Reclaimed Wood

Each piece of reclaimed wood is unique. It is the sum of its experiences, and it shows in ways both obvious and secretive. Possessed of a level of character and beauty rarely seen in wood produced by the modern lumber industry, reclaimed wood can tell the tale of its existence to those with the guile to comprehend it. Every knot, every groove, every variation in color has a story waiting to be discovered.


Since the first permanent English settlers established Jamestown in 1607, wood has been an integral part of America’s development. A versatile, bountiful, renewable resource, wood provided early Americans with the materials and fuel to keep our nation’s progress marching forward.

As our young country grew, so did our collective need for wood. Early American settlers sought their fortunes in the west, many of them persuaded to brave the wild territory by the 160 acres per family guaranteed by the Homestead Act of 1862; all they had to do was pay a small registration fee and live on the land continuously for five years. Some of these homesteaders would have to clear their new land of existing timber to make room for a home, in the process creating the lumber they would use for construction.

Since this pattern of clearing and using homestead trees was common across the country, most of the wood we reclaim is indigenous to our region. When we have the opportunity, we carefully deconstruct antique buildings piece by piece, tagging and cataloging the materials as we work. Meticulous documentation allows us to move and reconstruct entire antique buildings with proper planning and resources.

Wherever the journey of a particular piece of reclaimed wood happens to lead, Keystone Vintage Lumber is proud to help it find a new home and to be a part of its story.

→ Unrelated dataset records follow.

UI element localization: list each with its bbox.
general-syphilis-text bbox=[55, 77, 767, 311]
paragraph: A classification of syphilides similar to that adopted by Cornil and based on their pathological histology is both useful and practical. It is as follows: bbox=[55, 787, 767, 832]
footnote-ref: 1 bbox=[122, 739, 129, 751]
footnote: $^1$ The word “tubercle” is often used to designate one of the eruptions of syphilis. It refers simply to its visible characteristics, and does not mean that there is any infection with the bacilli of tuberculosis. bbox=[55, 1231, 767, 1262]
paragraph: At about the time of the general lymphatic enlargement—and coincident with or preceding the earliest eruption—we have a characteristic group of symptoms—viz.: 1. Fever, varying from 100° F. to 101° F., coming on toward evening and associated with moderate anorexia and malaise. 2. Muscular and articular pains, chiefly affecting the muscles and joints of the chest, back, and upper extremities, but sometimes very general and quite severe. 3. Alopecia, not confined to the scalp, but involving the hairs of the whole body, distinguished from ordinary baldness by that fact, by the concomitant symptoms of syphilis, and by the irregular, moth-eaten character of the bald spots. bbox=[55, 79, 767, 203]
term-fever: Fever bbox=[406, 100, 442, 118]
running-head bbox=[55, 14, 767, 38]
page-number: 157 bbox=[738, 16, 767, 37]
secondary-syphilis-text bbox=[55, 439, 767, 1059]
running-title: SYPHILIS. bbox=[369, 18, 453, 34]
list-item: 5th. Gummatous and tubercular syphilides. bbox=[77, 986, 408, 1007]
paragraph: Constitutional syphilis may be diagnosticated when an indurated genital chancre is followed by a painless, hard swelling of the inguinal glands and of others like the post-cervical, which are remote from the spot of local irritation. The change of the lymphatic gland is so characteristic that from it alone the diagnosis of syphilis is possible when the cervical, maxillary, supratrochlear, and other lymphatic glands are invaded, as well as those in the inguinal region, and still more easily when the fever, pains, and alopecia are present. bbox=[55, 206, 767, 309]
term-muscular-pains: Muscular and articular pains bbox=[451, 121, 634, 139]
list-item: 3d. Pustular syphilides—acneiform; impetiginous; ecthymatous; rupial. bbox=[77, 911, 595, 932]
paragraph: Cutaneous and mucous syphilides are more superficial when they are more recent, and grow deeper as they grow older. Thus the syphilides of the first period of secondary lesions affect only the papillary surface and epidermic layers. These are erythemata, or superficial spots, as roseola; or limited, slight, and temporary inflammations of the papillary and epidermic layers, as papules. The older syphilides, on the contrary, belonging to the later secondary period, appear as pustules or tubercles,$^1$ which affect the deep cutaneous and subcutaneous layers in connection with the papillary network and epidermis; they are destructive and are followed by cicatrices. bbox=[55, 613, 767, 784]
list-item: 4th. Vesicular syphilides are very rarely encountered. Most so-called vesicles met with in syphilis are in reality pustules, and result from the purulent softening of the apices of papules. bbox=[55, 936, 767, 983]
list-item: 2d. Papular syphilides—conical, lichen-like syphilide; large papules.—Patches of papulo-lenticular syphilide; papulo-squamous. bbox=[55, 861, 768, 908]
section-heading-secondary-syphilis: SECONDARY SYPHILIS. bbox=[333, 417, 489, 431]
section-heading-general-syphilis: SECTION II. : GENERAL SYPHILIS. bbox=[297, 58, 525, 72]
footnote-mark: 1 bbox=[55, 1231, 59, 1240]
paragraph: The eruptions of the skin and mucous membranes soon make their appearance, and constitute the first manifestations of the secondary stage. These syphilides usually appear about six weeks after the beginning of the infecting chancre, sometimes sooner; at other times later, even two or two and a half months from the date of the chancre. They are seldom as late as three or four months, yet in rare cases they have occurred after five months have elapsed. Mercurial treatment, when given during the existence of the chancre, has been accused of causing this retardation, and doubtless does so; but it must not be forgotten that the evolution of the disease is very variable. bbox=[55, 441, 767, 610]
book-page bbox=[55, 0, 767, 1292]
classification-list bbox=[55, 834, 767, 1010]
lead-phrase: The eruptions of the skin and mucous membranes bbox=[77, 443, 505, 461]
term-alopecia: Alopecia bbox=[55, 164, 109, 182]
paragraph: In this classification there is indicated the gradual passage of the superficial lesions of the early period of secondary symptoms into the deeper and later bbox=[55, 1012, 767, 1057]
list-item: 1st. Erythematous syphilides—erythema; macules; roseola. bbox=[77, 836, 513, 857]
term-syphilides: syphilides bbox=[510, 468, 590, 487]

When you want to create something special, the importance of material selection cannot be overstated. Even the most skilled craftsmen have limits, but their gifts can occasionally achieve transcendence when they have access to superior materials. Reclaimed wood, sometimes hundreds of years old and hewn from old-growth forests, often possesses both aesthetic and practical advantages over wood produced by today’s lumber industry.

Particularly for projects in which a unique or rustic appearance is desired, reclaimed wood’s decades or even centuries of life experience can create an inimitable authenticity. Most reclaimed wood can be finished to achieve a pristine surface, but the visible evidence of its age is often regarded as its most desirable trait.

In a more practical sense, the trees that were used in early frontier construction were typically old-growth trees that reached maturity in the absence of industrial pollutants. Additionally, unlike new wood, lumber made from these trees was conditioned by years of temperature and humidity changes. This natural development of antique wood produces something special and irreplaceable, making the repurposing of antique wood even more essential.


Although considered a luxury niche product by some, reclaimed lumber continues to grow in popularity. Its quality, appearance, and connection to history are all powerful motivators for discerning buyers. An important bonus of using reclaimed wood is that it also helps to reduce the ecological impact of any construction project; when wood is repurposed, fewer live trees must be felled. Finally, the rising costs of demolition and materials disposal make reclamation an attractive, cost-effective alternative to the wholesale destruction of antique wooden structures. When reclaimed wood makes so much practical and emotional sense, why would anyone settle for anything less?